A guest op-ed by San Bernardino City Councilman Juan Figueroa in response to Assemblymember James Ramos op-ed on July 9, “Crisis Stabilization Units Promote Recovery/Treatment.”
Our local hospital emergency rooms are experiencing a significant increase in congestion from a new type of patient. Many social workers at our regional trauma centers are reporting that individuals are taken to or proceeding to the emergency room and requesting services that are not related to physical injuries or illnesses. Instead, they are arriving in the emergency department seeking assistance for psychiatric crises that may or may not rise to the level which requires acute psychiatric hospitalization.
Assemblymember James Ramos has taken the lead in responding to this crisis, and I am relieved to learn that mental health and hospital congestion is an issue that is now receiving greater attention from our state policy makers.

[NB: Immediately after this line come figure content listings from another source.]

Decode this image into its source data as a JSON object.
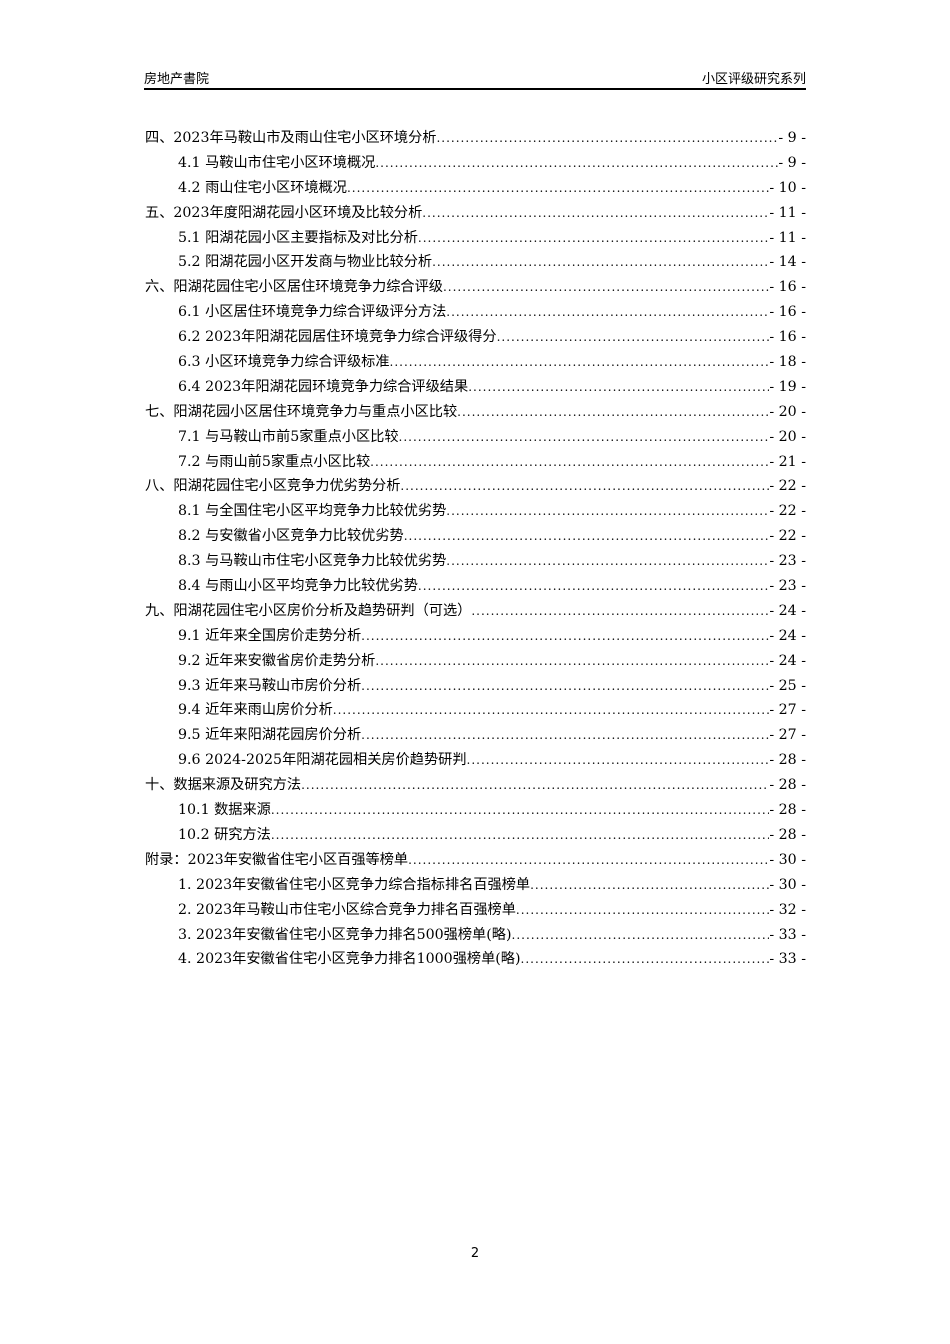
{
  "header": {
    "left": "房地产書院",
    "right": "小区评级研究系列"
  },
  "toc": [
    {
      "level": 1,
      "title": "四、2023年马鞍山市及雨山住宅小区环境分析",
      "page": "- 9 -"
    },
    {
      "level": 2,
      "title": "4.1 马鞍山市住宅小区环境概况",
      "page": "- 9 -"
    },
    {
      "level": 2,
      "title": "4.2 雨山住宅小区环境概况",
      "page": "- 10 -"
    },
    {
      "level": 1,
      "title": "五、2023年度阳湖花园小区环境及比较分析",
      "page": "- 11 -"
    },
    {
      "level": 2,
      "title": "5.1 阳湖花园小区主要指标及对比分析",
      "page": "- 11 -"
    },
    {
      "level": 2,
      "title": "5.2 阳湖花园小区开发商与物业比较分析",
      "page": "- 14 -"
    },
    {
      "level": 1,
      "title": "六、阳湖花园住宅小区居住环境竞争力综合评级",
      "page": "- 16 -"
    },
    {
      "level": 2,
      "title": "6.1 小区居住环境竞争力综合评级评分方法",
      "page": "- 16 -"
    },
    {
      "level": 2,
      "title": "6.2 2023年阳湖花园居住环境竞争力综合评级得分",
      "page": "- 16 -"
    },
    {
      "level": 2,
      "title": "6.3 小区环境竞争力综合评级标准",
      "page": "- 18 -"
    },
    {
      "level": 2,
      "title": "6.4 2023年阳湖花园环境竞争力综合评级结果",
      "page": "- 19 -"
    },
    {
      "level": 1,
      "title": "七、阳湖花园小区居住环境竞争力与重点小区比较",
      "page": "- 20 -"
    },
    {
      "level": 2,
      "title": "7.1 与马鞍山市前5家重点小区比较",
      "page": "- 20 -"
    },
    {
      "level": 2,
      "title": "7.2 与雨山前5家重点小区比较",
      "page": "- 21 -"
    },
    {
      "level": 1,
      "title": "八、阳湖花园住宅小区竞争力优劣势分析",
      "page": "- 22 -"
    },
    {
      "level": 2,
      "title": "8.1 与全国住宅小区平均竞争力比较优劣势",
      "page": "- 22 -"
    },
    {
      "level": 2,
      "title": "8.2 与安徽省小区竞争力比较优劣势",
      "page": "- 22 -"
    },
    {
      "level": 2,
      "title": "8.3 与马鞍山市住宅小区竞争力比较优劣势",
      "page": "- 23 -"
    },
    {
      "level": 2,
      "title": "8.4 与雨山小区平均竞争力比较优劣势",
      "page": "- 23 -"
    },
    {
      "level": 1,
      "title": "九、阳湖花园住宅小区房价分析及趋势研判（可选）",
      "page": "- 24 -"
    },
    {
      "level": 2,
      "title": "9.1 近年来全国房价走势分析",
      "page": "- 24 -"
    },
    {
      "level": 2,
      "title": "9.2 近年来安徽省房价走势分析",
      "page": "- 24 -"
    },
    {
      "level": 2,
      "title": "9.3 近年来马鞍山市房价分析",
      "page": "- 25 -"
    },
    {
      "level": 2,
      "title": "9.4 近年来雨山房价分析",
      "page": "- 27 -"
    },
    {
      "level": 2,
      "title": "9.5 近年来阳湖花园房价分析",
      "page": "- 27 -"
    },
    {
      "level": 2,
      "title": "9.6 2024-2025年阳湖花园相关房价趋势研判",
      "page": "- 28 -"
    },
    {
      "level": 1,
      "title": "十、数据来源及研究方法",
      "page": "- 28 -"
    },
    {
      "level": 2,
      "title": "10.1 数据来源",
      "page": "- 28 -"
    },
    {
      "level": 2,
      "title": "10.2 研究方法",
      "page": "- 28 -"
    },
    {
      "level": 1,
      "title": "附录：2023年安徽省住宅小区百强等榜单",
      "page": "- 30 -"
    },
    {
      "level": 2,
      "title": "1.  2023年安徽省住宅小区竞争力综合指标排名百强榜单",
      "page": "- 30 -"
    },
    {
      "level": 2,
      "title": "2.  2023年马鞍山市住宅小区综合竞争力排名百强榜单",
      "page": "- 32 -"
    },
    {
      "level": 2,
      "title": "3.  2023年安徽省住宅小区竞争力排名500强榜单(略)",
      "page": "- 33 -"
    },
    {
      "level": 2,
      "title": "4.  2023年安徽省住宅小区竞争力排名1000强榜单(略)",
      "page": "- 33 -"
    }
  ],
  "footer": {
    "page_number": "2"
  }
}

As one part of the behavioral health continuum of care, Assemblymember Ramos highlighted his interest in combating the stigma of mental health by raising awareness of this issue and connecting people with the mental health services and help they need through the appropriate use of Crisis Stabilization Units.
In my professional capacity as a medical social worker, I have regularly utilized the Crisis Stabilization Units in San Bernardino County.
In an effort to provide a compassionate and safe discharge from the hospital, social workers connect these patients with resources aimed at reducing non-medical readmissions. We provide these patients with County support services such as Crisis Residential Treatment and Crisis Stabilization Units as an option to use when individuals are not experiencing a medical emergency but still require attention for a psychiatric episode.
The mental health crisis we currently see is not just a local issue. This crisis is visible regionally and throughout the State of California.
Crisis Stabilization Units are part of the continuum of care that contribute to the more effective use of clinically appropriate resources and provide a more cost-effective treatment option when compared to hospitalization.
Crisis Stabilization Units, or CSUs, also act as an urgent care for those experiencing a psychiatric crisis. Patients are seen by a clinician and a psychiatrist to evaluate their immediate needs. CSUs can provide up to 23 hours of care to stabilize a person. CSUs provide medication or a brief intervention before ensuring that the patient is directed to a clinically appropriate level. If patient care needs are high, they are provided access to high level care through Crisis Residential Treatment. If the patient care needs are lower, they can be provided with an appointment at a behavioral health clinic or a follow-up evaluation with their own physician.
Crisis Residential Treatment (CRT) is another level of care that allows a patient, who may not require inpatient hospitalization but still needs a higher level of care, to live in a safe treatment environment. At this level, treatment is provided, and the person is stabilized and later discharged to an appropriate level of care.
I support Assemblymember Ramos in his effort to make mental health treatment a central component of our public health and for his advocacy in seeking funding to develop additional resources to serve this population in crisis.